In recent years, the management of melanoma has undergone some very important changes. Up to a few years ago, due to the absence of effective systemic therapy options, surgery was viewed as the only potential curative treatment. A big leap in the treatment of metastatic melanoma occurred with the advancement of new systemic therapies, including immunotherapy with cell cycle checkpoint inhibitors (e.g. nivolumab and pembrolizumab) and targeted therapies aimed at BRAF and MEK mutations (including dabrafenib and trametinib), which may also be used in the adjuvant setting. These treatments became available in Malta in recent years.
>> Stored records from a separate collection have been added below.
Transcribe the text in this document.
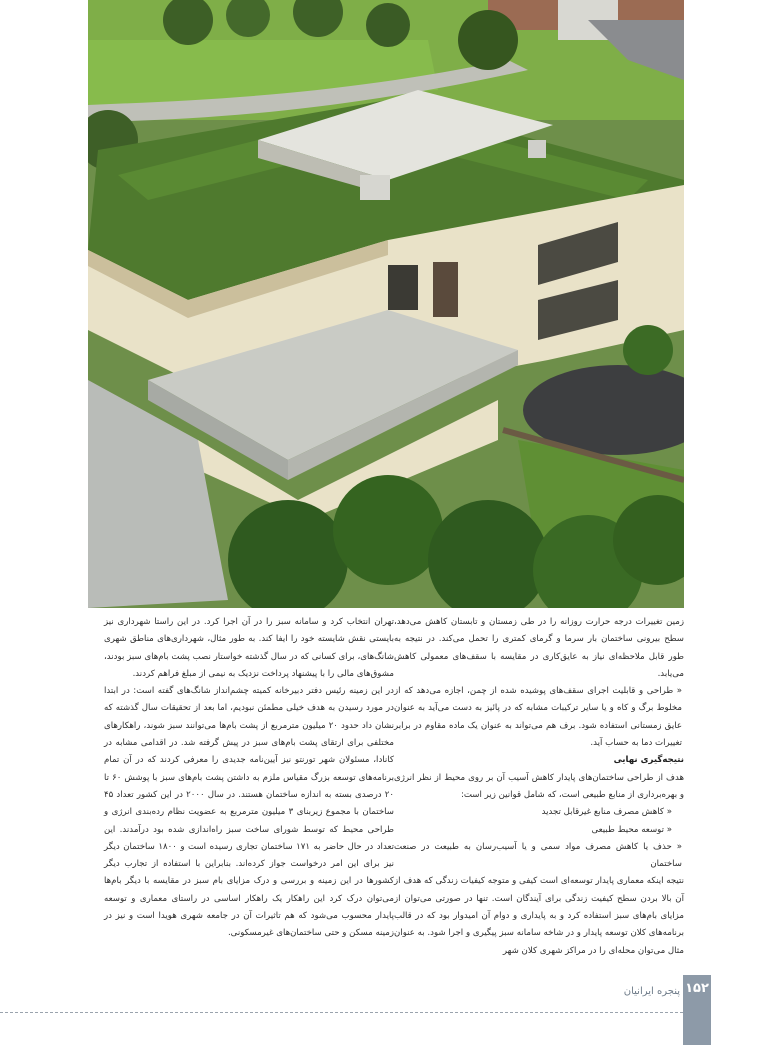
زمین تغییرات درجه حرارت روزانه را در طی زمستان و تابستان کاهش می‌دهد، سطح بیرونی ساختمان بار سرما و گرمای کمتری را تحمل می‌کند. در نتیجه به طور قابل ملاحظه‌ای نیاز به عایق‌کاری در مقایسه با سقف‌های معمولی کاهش می‌یابد.

« طراحی و قابلیت اجرای سقف‌های پوشیده شده از چمن، اجازه می‌دهد که از مخلوط برگ و کاه و یا سایر ترکیبات مشابه که در پائیز به دست می‌آید به عنوان عایق زمستانی استفاده شود. برف هم می‌تواند به عنوان یک ماده مقاوم در برابر تغییرات دما به حساب آید.

نتیجه‌گیری نهایی

هدف از طراحی ساختمان‌های پایدار کاهش آسیب آن بر روی محیط از نظر انرژی و بهره‌برداری از منابع طبیعی است، که شامل قوانین زیر است:

« کاهش مصرف منابع غیرقابل تجدید

« توسعه محیط طبیعی

« حذف یا کاهش مصرف مواد سمی و یا آسیب‌رسان به طبیعت در صنعت ساختمان

نتیجه اینکه معماری پایدار توسعه‌ای است کیفی و متوجه کیفیات زندگی که هدف از آن بالا بردن سطح کیفیت زندگی برای آیندگان است. تنها در صورتی می‌توان از مزایای بام‌های سبز استفاده کرد و به پایداری و دوام آن امیدوار بود که در قالب برنامه‌های کلان توسعه پایدار و در شاخه سامانه سبز پیگیری و اجرا شود. به عنوان مثال می‌توان محله‌ای را در مراکز شهری کلان شهر

تهران انتخاب کرد و سامانه سبز را در آن اجرا کرد. در این راستا شهرداری نیز بایستی نقش شایسته خود را ایفا کند. به طور مثال، شهرداری‌های مناطق شهری شانگ‌های، برای کسانی که در سال گذشته خواستار نصب پشت بام‌های سبز بودند، مشوق‌های مالی را با پیشنهاد پرداخت نزدیک به نیمی از مبلغ فراهم کردند.

در این زمینه رئیس دفتر دبیرخانه کمیته چشم‌انداز شانگ‌های گفته است: در ابتدا در مورد رسیدن به هدف خیلی مطمئن نبودیم، اما بعد از تحقیقات سال گذشته که نشان داد حدود ۲۰ میلیون مترمربع از پشت بام‌ها می‌توانند سبز شوند، راهکارهای مختلفی برای ارتقای پشت بام‌های سبز در پیش گرفته شد. در اقدامی مشابه در کانادا، مسئولان شهر تورنتو نیز آیین‌نامه جدیدی را معرفی کردند که در آن تمام برنامه‌های توسعه بزرگ مقیاس ملزم به داشتن پشت بام‌های سبز با پوشش ۶۰ تا ۲۰ درصدی بسته به اندازه ساختمان هستند. در سال ۲۰۰۰ در این کشور تعداد ۴۵ ساختمان با مجموع زیربنای ۳ میلیون مترمربع به عضویت نظام رده‌بندی انرژی و طراحی محیط که توسط شورای ساخت سبز راه‌اندازی شده بود درآمدند. این تعداد در حال حاضر به ۱۷۱ ساختمان تجاری رسیده است و ۱۸۰۰ ساختمان دیگر نیز برای این امر درخواست جواز کرده‌اند. بنابراین با استفاده از تجارب دیگر کشورها در این زمینه و بررسی و درک مزایای بام سبز در مقایسه با دیگر بام‌ها می‌توان درک کرد این راهکار یک راهکار اساسی در راستای معماری و توسعه پایدار محسوب می‌شود که هم تاثیرات آن در جامعه شهری هویدا است و نیز در زمینه مسکن و حتی ساختمان‌های غیرمسکونی.

۱۵۲
پنجره ایرانیان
There has also been a move away from performing complete lymph node dissection in patients with a positive sentinel lymph node (clinically occult disease), as no overall survival benefit was shown over observation with nodal basin ultrasound surveillance in two large prospective randomized phase III studies (MSLT-II and DeCOG).14 These patients would now be offered adjuvant therapy, so the role of SLNB is changing from that of a prognostic indicator to one that influences access to adjuvant treatment.15 The American Joint Committee on Cancer (AJCC) published the eighth edition of its staging system for melanoma in 2017,12 to move towards a ‘more personalized’ approach to the treatment of melanoma. It is hoped that future studies on melanoma mortality in Malta will reflect the positive influence of these new management strategies.
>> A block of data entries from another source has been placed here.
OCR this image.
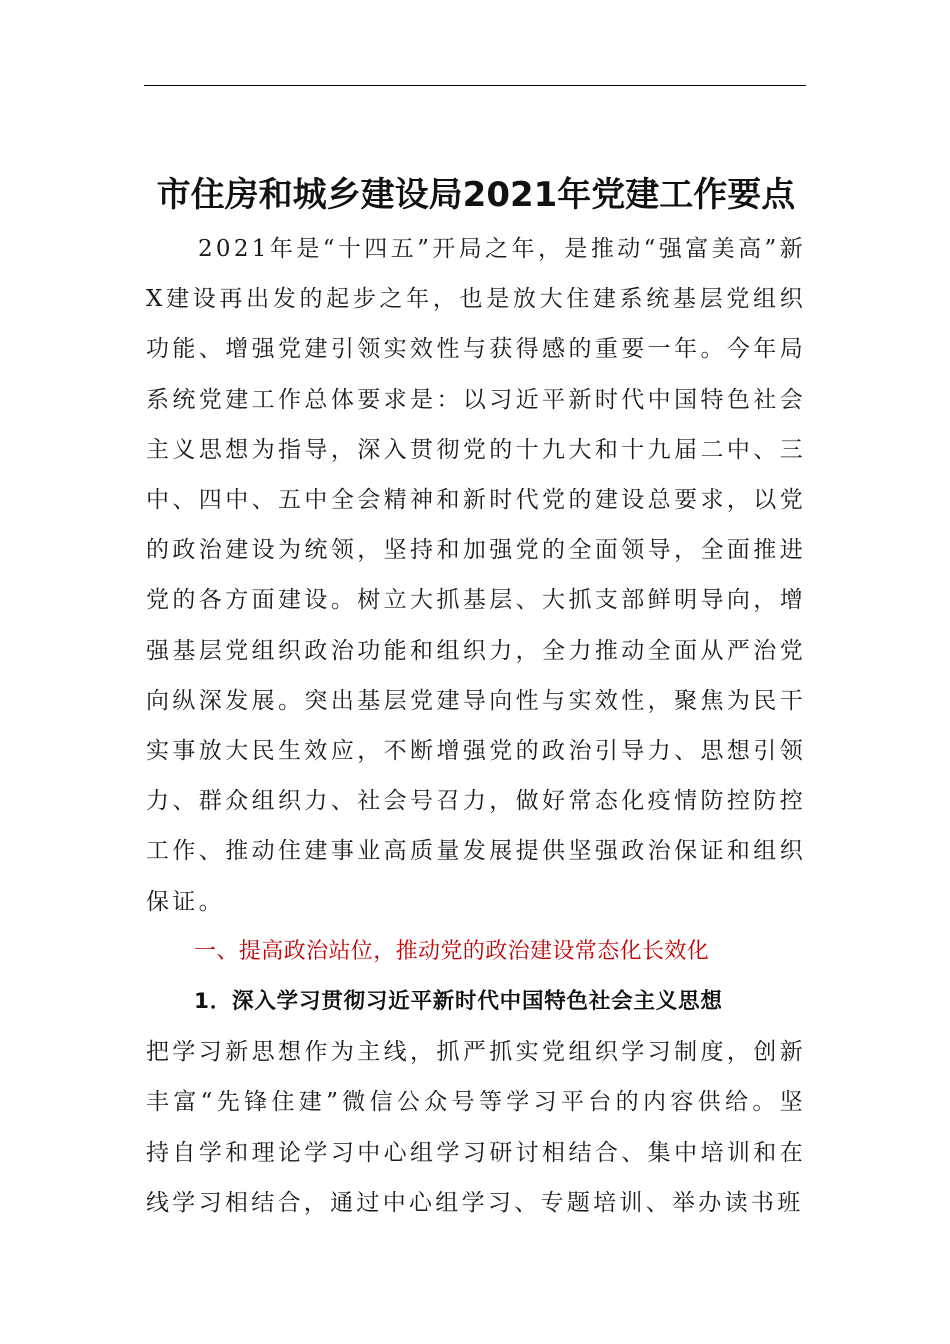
市住房和城乡建设局2021年党建工作要点

2021年是“十四五”开局之年，是推动“强富美高”新X建设再出发的起步之年，也是放大住建系统基层党组织功能、增强党建引领实效性与获得感的重要一年。今年局系统党建工作总体要求是：以习近平新时代中国特色社会主义思想为指导，深入贯彻党的十九大和十九届二中、三中、四中、五中全会精神和新时代党的建设总要求，以党的政治建设为统领，坚持和加强党的全面领导，全面推进党的各方面建设。树立大抓基层、大抓支部鲜明导向，增强基层党组织政治功能和组织力，全力推动全面从严治党向纵深发展。突出基层党建导向性与实效性，聚焦为民干实事放大民生效应，不断增强党的政治引导力、思想引领力、群众组织力、社会号召力，做好常态化疫情防控防控工作、推动住建事业高质量发展提供坚强政治保证和组织保证。

一、提高政治站位，推动党的政治建设常态化长效化
1．深入学习贯彻习近平新时代中国特色社会主义思想

把学习新思想作为主线，抓严抓实党组织学习制度，创新丰富“先锋住建”微信公众号等学习平台的内容供给。坚持自学和理论学习中心组学习研讨相结合、集中培训和在线学习相结合，通过中心组学习、专题培训、举办读书班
Finally, local campaigns to advise the public not to overexpose their skin to the sun should also be continued and promoted, together with campaigns to encourage earlier detection and treatment of melanomas when they present on the skin or accessible parts of the body. With this three-pronged approach of primary prevention of melanoma, early detection and treatment, and improved management of patients with metastatic melanoma, we hope that as few patients as possible will succumb to this cancer.
Conclusion
This study has provided more local data on melanoma to help in the fight against this cancer. It confirms that death from melanoma is highest in patients over 60 years of age. It also highlights the importance for individuals to have their backs checked since this is the commonest primary melanoma site leading to mortality.
Summary Box
What is known:
- Melanoma causes significant mortality
- Early diagnosis is key
- Latest guidelines on staging updated
- New treatments available
New findings:
- There has been a rise in melanoma incidence but not mortality in Malta over the past 10 years
- Death from melanoma in Malta is commonest in the over 60 age group.
- The characteristics of the primary melanoma leading to metastatic melanoma in Malta have been identified. The commonest site for the primary was the back, with nodular melanoma being the commonest histological type.
Acknowledgements
Dr Kathleen England, Directorate for Health Information and Research, Department for Policy in Health, Malta, for providing data from the Malta National Mortality Registry.
Ms Rita Micallef, Directorate for Health Information and Research, Department for Policy in Health, Malta, for providing data from the Malta National Cancer Registry.
Dr Kelly Mifsud Taliana, Department of Oncology, Sir Anthony Mamo Oncology Centre, Malta for her input regarding treatment of metastatic melanoma in Malta.